Each layer in the model only holds input data as long as necessary. I.e., a convolution layer will only hold as much history as required to compute a single output frame and will forward data as soon as possible. This way, both latency and memory requirements are minimal.

Adapting the model

So, how long is the latency we can expect with the stream-based approach in the HANCE Audio Engine? The Spleeter implementation uses six layers, each with 5 x 5 convolution kernels and a downsampling factor of two. The latency increases exponentially in the downsampling layers, and we need to feed the neural network 254 frames before we receive the first frame at the output. With an FFT size of 4 096 samples and a hop size of 1 024 samples, the latency is a whopping 1 024 x 254 = 260 096 samples.
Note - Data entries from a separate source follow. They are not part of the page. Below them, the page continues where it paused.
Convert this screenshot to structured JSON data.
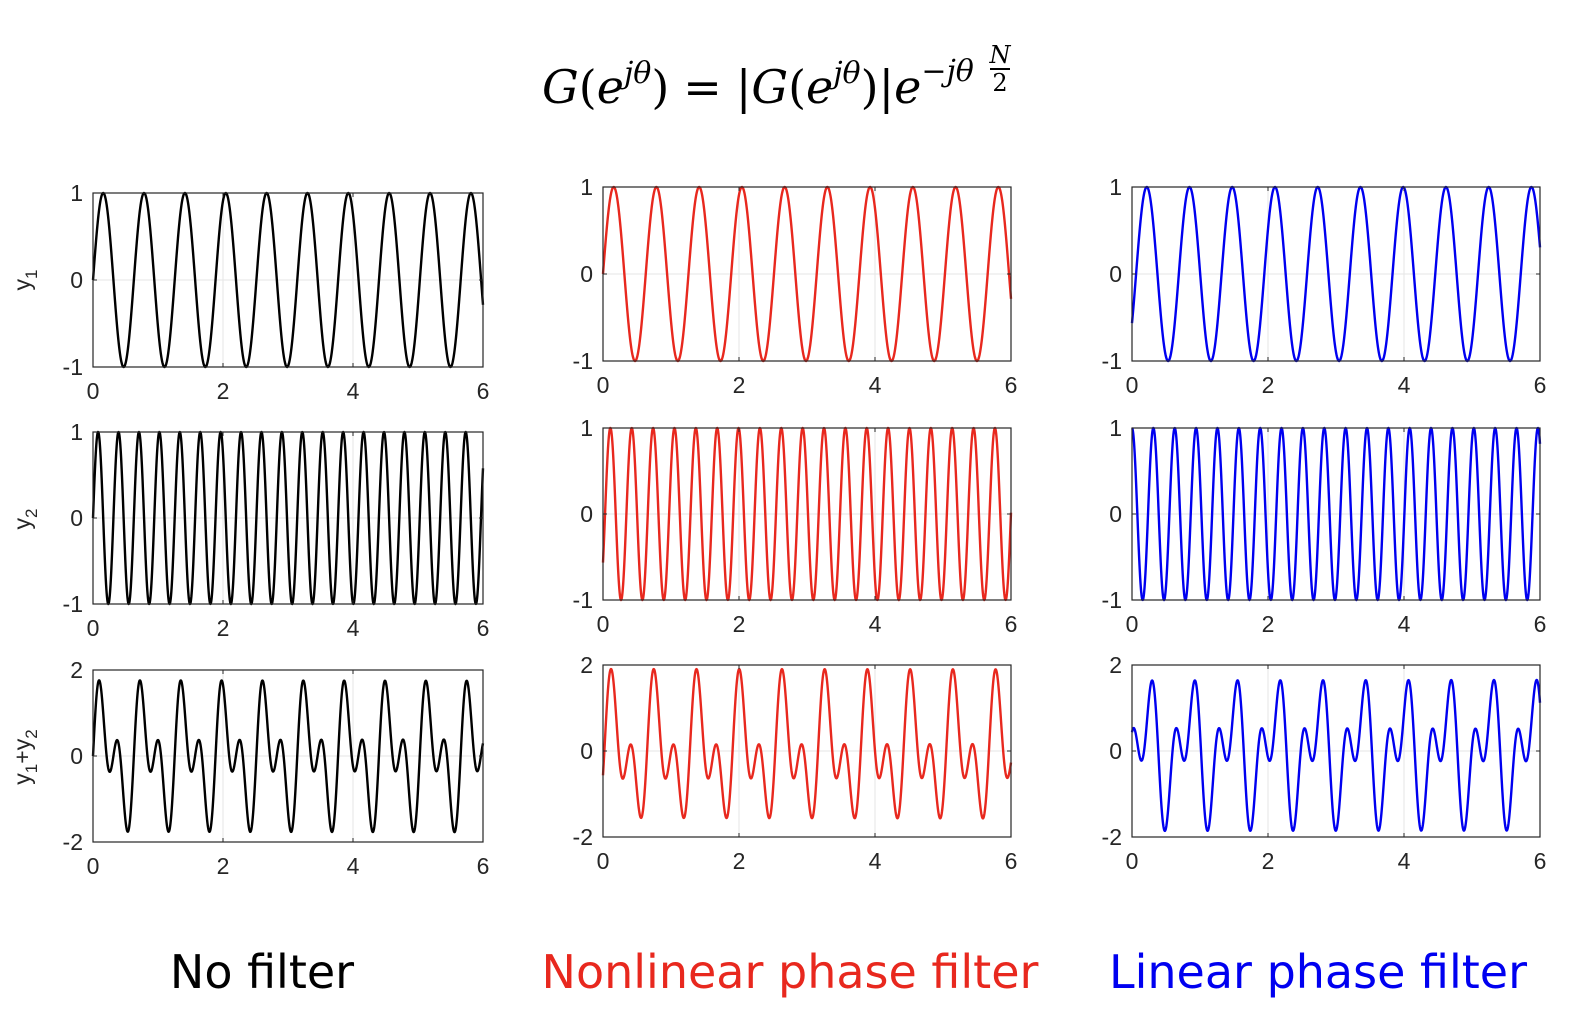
{
  "equation": {
    "G": "G",
    "lparen": "(",
    "e": "e",
    "j_theta": "jθ",
    "rparen": ")",
    "equals": "=",
    "bar": "|",
    "minus_j_theta": "−jθ",
    "N": "N",
    "two": "2"
  },
  "columns": [
    {
      "caption": "No filter",
      "color": "#000000"
    },
    {
      "caption": "Nonlinear phase filter",
      "color": "#e8281e"
    },
    {
      "caption": "Linear phase filter",
      "color": "#0000f0"
    }
  ],
  "row_ylabels": [
    "y1",
    "y2",
    "y1+y2"
  ],
  "chart_data": [
    {
      "type": "line",
      "panel": "no-filter-y1",
      "title": "",
      "xlabel": "",
      "ylabel": "y1",
      "xlim": [
        0,
        6
      ],
      "ylim": [
        -1,
        1
      ],
      "xticks": [
        0,
        2,
        4,
        6
      ],
      "yticks": [
        -1,
        0,
        1
      ],
      "grid": true,
      "color": "#000000",
      "series": [
        {
          "components": [
            {
              "amp": 1,
              "freq": 1.591,
              "phase": 0
            }
          ]
        }
      ]
    },
    {
      "type": "line",
      "panel": "nonlinear-y1",
      "title": "",
      "xlabel": "",
      "ylabel": "",
      "xlim": [
        0,
        6
      ],
      "ylim": [
        -1,
        1
      ],
      "xticks": [
        0,
        2,
        4,
        6
      ],
      "yticks": [
        -1,
        0,
        1
      ],
      "grid": true,
      "color": "#e8281e",
      "series": [
        {
          "components": [
            {
              "amp": 1,
              "freq": 1.591,
              "phase": 0
            }
          ]
        }
      ]
    },
    {
      "type": "line",
      "panel": "linear-y1",
      "title": "",
      "xlabel": "",
      "ylabel": "",
      "xlim": [
        0,
        6
      ],
      "ylim": [
        -1,
        1
      ],
      "xticks": [
        0,
        2,
        4,
        6
      ],
      "yticks": [
        -1,
        0,
        1
      ],
      "grid": true,
      "color": "#0000f0",
      "series": [
        {
          "components": [
            {
              "amp": 1,
              "freq": 1.591,
              "phase": -0.6
            }
          ]
        }
      ]
    },
    {
      "type": "line",
      "panel": "no-filter-y2",
      "title": "",
      "xlabel": "",
      "ylabel": "y2",
      "xlim": [
        0,
        6
      ],
      "ylim": [
        -1,
        1
      ],
      "xticks": [
        0,
        2,
        4,
        6
      ],
      "yticks": [
        -1,
        0,
        1
      ],
      "grid": true,
      "color": "#000000",
      "series": [
        {
          "components": [
            {
              "amp": 1,
              "freq": 3.183,
              "phase": 0
            }
          ]
        }
      ]
    },
    {
      "type": "line",
      "panel": "nonlinear-y2",
      "title": "",
      "xlabel": "",
      "ylabel": "",
      "xlim": [
        0,
        6
      ],
      "ylim": [
        -1,
        1
      ],
      "xticks": [
        0,
        2,
        4,
        6
      ],
      "yticks": [
        -1,
        0,
        1
      ],
      "grid": true,
      "color": "#e8281e",
      "series": [
        {
          "components": [
            {
              "amp": 1,
              "freq": 3.183,
              "phase": -0.6
            }
          ]
        }
      ]
    },
    {
      "type": "line",
      "panel": "linear-y2",
      "title": "",
      "xlabel": "",
      "ylabel": "",
      "xlim": [
        0,
        6
      ],
      "ylim": [
        -1,
        1
      ],
      "xticks": [
        0,
        2,
        4,
        6
      ],
      "yticks": [
        -1,
        0,
        1
      ],
      "grid": true,
      "color": "#0000f0",
      "series": [
        {
          "components": [
            {
              "amp": 1,
              "freq": 3.183,
              "phase": 1.5708
            }
          ]
        }
      ]
    },
    {
      "type": "line",
      "panel": "no-filter-sum",
      "title": "",
      "xlabel": "",
      "ylabel": "y1+y2",
      "xlim": [
        0,
        6
      ],
      "ylim": [
        -2,
        2
      ],
      "xticks": [
        0,
        2,
        4,
        6
      ],
      "yticks": [
        -2,
        0,
        2
      ],
      "grid": true,
      "color": "#000000",
      "series": [
        {
          "components": [
            {
              "amp": 1,
              "freq": 1.591,
              "phase": 0
            },
            {
              "amp": 1,
              "freq": 3.183,
              "phase": 0
            }
          ]
        }
      ]
    },
    {
      "type": "line",
      "panel": "nonlinear-sum",
      "title": "",
      "xlabel": "",
      "ylabel": "",
      "xlim": [
        0,
        6
      ],
      "ylim": [
        -2,
        2
      ],
      "xticks": [
        0,
        2,
        4,
        6
      ],
      "yticks": [
        -2,
        0,
        2
      ],
      "grid": true,
      "color": "#e8281e",
      "series": [
        {
          "components": [
            {
              "amp": 1,
              "freq": 1.591,
              "phase": 0
            },
            {
              "amp": 1,
              "freq": 3.183,
              "phase": -0.6
            }
          ]
        }
      ]
    },
    {
      "type": "line",
      "panel": "linear-sum",
      "title": "",
      "xlabel": "",
      "ylabel": "",
      "xlim": [
        0,
        6
      ],
      "ylim": [
        -2,
        2
      ],
      "xticks": [
        0,
        2,
        4,
        6
      ],
      "yticks": [
        -2,
        0,
        2
      ],
      "grid": true,
      "color": "#0000f0",
      "series": [
        {
          "components": [
            {
              "amp": 1,
              "freq": 1.591,
              "phase": -0.6
            },
            {
              "amp": 1,
              "freq": 3.183,
              "phase": 1.5708
            }
          ]
        }
      ]
    }
  ]
}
The model is trained on audio sampled at a 44.1 kHz rate, so the latency corresponds to 5.90 seconds – not anywhere near real-time.
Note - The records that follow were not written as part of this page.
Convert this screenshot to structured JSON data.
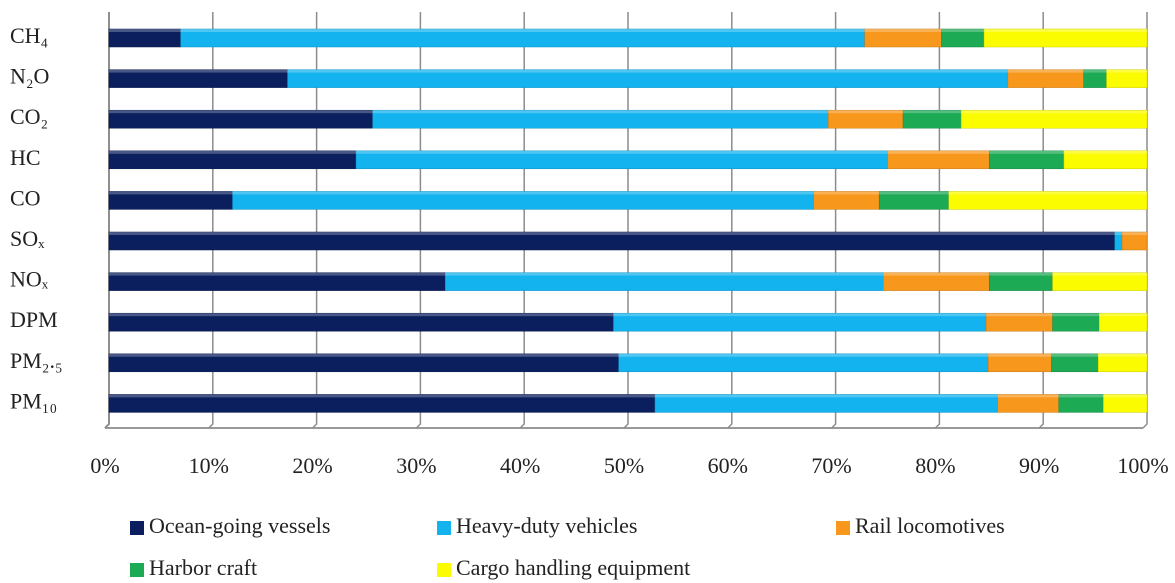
{
  "chart_data": {
    "type": "stacked_barh",
    "categories": [
      "CH₄",
      "N₂O",
      "CO₂",
      "HC",
      "CO",
      "SOₓ",
      "NOₓ",
      "DPM",
      "PM₂.₅",
      "PM₁₀"
    ],
    "series": [
      {
        "name": "Ocean-going vessels",
        "color": "#0b1f5e",
        "values": [
          6.9,
          17.2,
          25.4,
          23.8,
          11.9,
          96.9,
          32.4,
          48.6,
          49.1,
          52.6
        ]
      },
      {
        "name": "Heavy-duty vehicles",
        "color": "#12b3ef",
        "values": [
          65.9,
          69.4,
          43.9,
          51.2,
          56.0,
          0.7,
          42.2,
          35.9,
          35.6,
          33.0
        ]
      },
      {
        "name": "Rail locomotives",
        "color": "#f7981d",
        "values": [
          7.4,
          7.3,
          7.2,
          9.8,
          6.3,
          2.4,
          10.2,
          6.4,
          6.1,
          5.9
        ]
      },
      {
        "name": "Harbor craft",
        "color": "#1caa55",
        "values": [
          4.1,
          2.2,
          5.6,
          7.2,
          6.7,
          0,
          6.1,
          4.5,
          4.5,
          4.3
        ]
      },
      {
        "name": "Cargo handling equipment",
        "color": "#fcfc00",
        "values": [
          15.7,
          3.9,
          17.9,
          8.0,
          19.1,
          0,
          9.1,
          4.6,
          4.7,
          4.2
        ]
      }
    ],
    "xlim": [
      0,
      100
    ],
    "xticks": [
      {
        "value": 0,
        "label": "0%"
      },
      {
        "value": 10,
        "label": "10%"
      },
      {
        "value": 20,
        "label": "20%"
      },
      {
        "value": 30,
        "label": "30%"
      },
      {
        "value": 40,
        "label": "40%"
      },
      {
        "value": 50,
        "label": "50%"
      },
      {
        "value": 60,
        "label": "60%"
      },
      {
        "value": 70,
        "label": "70%"
      },
      {
        "value": 80,
        "label": "80%"
      },
      {
        "value": 90,
        "label": "90%"
      },
      {
        "value": 100,
        "label": "100%"
      }
    ],
    "grid": true,
    "legend": "bottom"
  }
}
We found that it is possible to reduce this latency substantially. One of the key elements is to use time causal 2D convolution that only depends on previous input. This is of course especially important for the low-resolution layers where the impact on the total latency is highest. The separation quality does improve dramatically for the first few frames of look-ahead, but the increase in separation quality drops quickly as further look-ahead frames are added.

Training and HAE files

Currently, training is done with the Keras and TensorFlow frameworks. The network topology along with kernel weights and other trained variables can be exported to a compact HANCE file. These files contain all the information necessary for the model inference and can be loaded in our cross-platform HANCE inference engine. This makes it very easy to implement audio processing based on deep learning for a wide variety of tasks.

Results

We have trained several HAE models so far with an emphasis on dialogue enhancement. Our dialogue noise reduction model is trained on a large set of dialogue recordings made under ideal conditions and recordings of common noise sources. The audio was recorded at 48 kHz and the model uses a block size of 2 048 samples and a hop size of 512 samples.

We tuned the parameters towards a latency that is acceptable for a plug-in intended for post-production work. Especially for impulsive noises, the separation improves notably when allowing some latency, and latencies up to around 100 milliseconds are acceptable for use in post-production.

The resulting model introduces seven frames latency, corresponding to 3 584 samples. The short time Fourier transform (STFT) will add additional latency depending on the input block size. With the ideal case of having an input block size of 2 048, the STFT will introduce a latency equal to the hop size. The total latency sums up to 4 096 samples in this case which corresponds to 85 milliseconds.